With direct access to the data and a wide range of analysis apps, physicians have the freedom to explore an unlimited number of questions. They no longer need to have meetings to pre-qualify their questions first, nor do they need to wait two months for another team to answer the questions for them. When a physician has a question, s/he can simply log in to the Tag.bio platform, pick a data node to analyze, select an analysis app, input some parameters, and hit “run.” The results are returned in seconds.

“Having on demand information completely changes the culture. I can’t imagine doing my job without the Tag.bio platform.”

– Jahan Fahimi, MD, PhD,
Director of Value Improvement at UCSF Health

Empowered to take ownership

The versatility and flexibility of our platform allows a number of teams and leaders throughout the organization to utilize different components and analysis apps. They now have ownership over the process of identifying opportunities for improvement and cost reduction.

Sample use cases

Some of the use cases that emerged are:

  • The financial team can track value improvement initiatives with exploratory analyses and longitudinal tracking
  • The population health management team can create custom cohorts of patients in various alternative payment groups to oversee the financial details of the cohort populations
  • A clinical pharmacy team can analyze high-cost medications throughout the organization to reduce waste and cost

“We are using Tag.bio to explore, confirm and evaluate care delivery using a variety of clinical, financial and operations data, including claims data generically.”

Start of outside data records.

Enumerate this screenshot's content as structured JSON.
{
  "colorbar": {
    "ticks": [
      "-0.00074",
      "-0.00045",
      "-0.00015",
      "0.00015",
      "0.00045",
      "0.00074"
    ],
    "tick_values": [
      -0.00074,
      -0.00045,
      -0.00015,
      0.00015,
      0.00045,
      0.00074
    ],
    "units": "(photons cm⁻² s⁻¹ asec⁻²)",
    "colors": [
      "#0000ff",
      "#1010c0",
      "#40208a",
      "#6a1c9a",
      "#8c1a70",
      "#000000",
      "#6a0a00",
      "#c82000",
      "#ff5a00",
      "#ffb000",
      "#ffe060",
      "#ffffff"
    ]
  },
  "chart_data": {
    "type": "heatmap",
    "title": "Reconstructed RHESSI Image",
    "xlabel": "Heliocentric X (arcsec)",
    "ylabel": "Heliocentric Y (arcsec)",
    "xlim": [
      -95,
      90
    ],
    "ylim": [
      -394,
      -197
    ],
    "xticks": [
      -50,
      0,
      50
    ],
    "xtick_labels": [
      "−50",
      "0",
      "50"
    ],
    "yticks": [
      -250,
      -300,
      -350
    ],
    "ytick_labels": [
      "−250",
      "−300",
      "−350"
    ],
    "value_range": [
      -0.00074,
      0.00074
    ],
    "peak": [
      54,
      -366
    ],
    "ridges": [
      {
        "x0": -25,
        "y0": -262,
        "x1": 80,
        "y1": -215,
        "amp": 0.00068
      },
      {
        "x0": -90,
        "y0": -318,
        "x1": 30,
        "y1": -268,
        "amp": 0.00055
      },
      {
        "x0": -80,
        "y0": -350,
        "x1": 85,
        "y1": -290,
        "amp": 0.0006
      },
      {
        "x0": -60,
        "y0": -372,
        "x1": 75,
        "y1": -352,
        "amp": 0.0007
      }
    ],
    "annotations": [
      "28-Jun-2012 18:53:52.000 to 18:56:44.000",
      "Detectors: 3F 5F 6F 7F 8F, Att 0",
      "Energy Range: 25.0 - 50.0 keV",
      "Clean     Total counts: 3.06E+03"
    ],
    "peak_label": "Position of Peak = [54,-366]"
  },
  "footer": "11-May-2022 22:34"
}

– Ralph Gonzales, MD, MSPH,
Associate Dean for Clinical Innovation and Chief Innovation Officer Internist at UCSF Department of Medicine

Standardized approach to data analysis

With multiple teams using the same platform, cross-functional teams are able to standardize their approach to data analysis to help them speak the same language. The platform facilitates the sharing and communication of insights, allowing physicians to speak in common terms which previously didn’t exist before.

With a 360-degree view, physicians are able to make informed decisions on where to direct care, decrease costs, and increase revenue.

Model for other healthcare providers and hospitals

From the technology side, because we are fully compliant with UCSF’s security, we are able to use the security protocol as a model for other healthcare providers and hospitals.